Реалист французского пошиба имеет то свойство, что он никогда не знает, что он сейчас напишет, а знает только, что сколько посидит, столько и напишет [XIV: 158].
Передать критическую позицию Салтыкова-Щедрина лучше всего в нарратологических терминах: писатель критикует литературу натурализма, до минимума сокращающую необходимые операции «смыслоподражающего отбора ситуаций, лиц и действий и их свойств из неисчерпаемого множества элементов и качеств событий» [Шмид 2003: 158], позволяя «истории» быть тесно связанным с самим «событием».

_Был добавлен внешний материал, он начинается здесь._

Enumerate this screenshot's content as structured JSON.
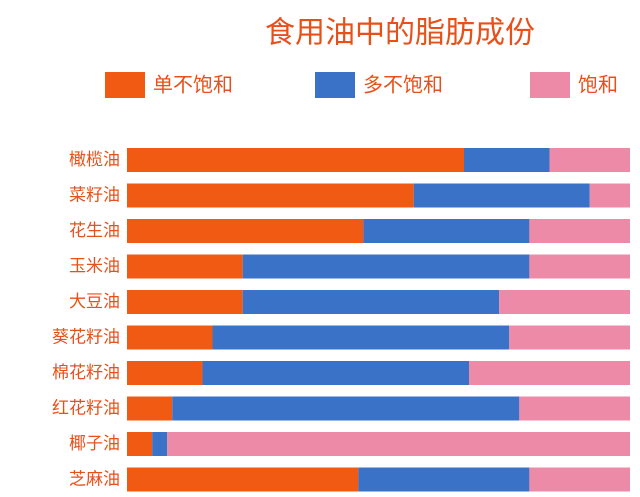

Критические высказывание Салтыкова-Щедрина относятся к более широкому контексту полемики с Золя, которую в конце 1870-х — 1880-х годах вели левые интеллигенты, не согласные с идеологической и литературной позицией французского натуралиста. Н. К. Михайловский не раз критически высказывался в адрес Золя и его теории экспериментального романа, который он не только назвал поэтологической бессмыслицей, но и считал невозможным создание на его основе моральных и политических идеалов [Михайловский 1877]; [Михайловский 1879]. Полемика усиливается в 1880 году, после выхода в свет скандально известного романа «Нана». Особо резкой критике подверглась этико-эстетическая сторона порнографии Золя [Михайловский 1881]; [Басардин 1880]. «Нана» пришлась не по душе именно левой интеллигенции, которая изначально хотела видить в Золя социально-критического автора. Критика, которой они удостоили «Ругон-Маккар», была изначально положительной и способствовала популяризации первых романов Золя. Только после этого произведения Золя нашли отклик и в самой Франции [Клеман 1932]; [Gauthier 1959]; [Gourg 1991]. По рекомендации И. С. Тургенева Золя стал сотрудником либерального «Вестника Европы», где с 1875 по 1880 год регулярно публиковались его «Парижские письма». Не секрет, что и Салтыков-Щедрин вначале увлекался творчеством Золя и даже в 1875–1876 годах хотел печатать его сочинения в своем журнале. Во время первой заграничной поездке Салтыков-Щедрин вел долгие переговоры с Золя при посредничестве того же Тургенева. Но по причине протестов М. М. Стасюлевича, издателя «Вестника Европы», желавшего сохранить «исключительное право» на публикацию произведений Золя в России, эти переговоры не имели положительного результата [Бушмин 1966: 361–364].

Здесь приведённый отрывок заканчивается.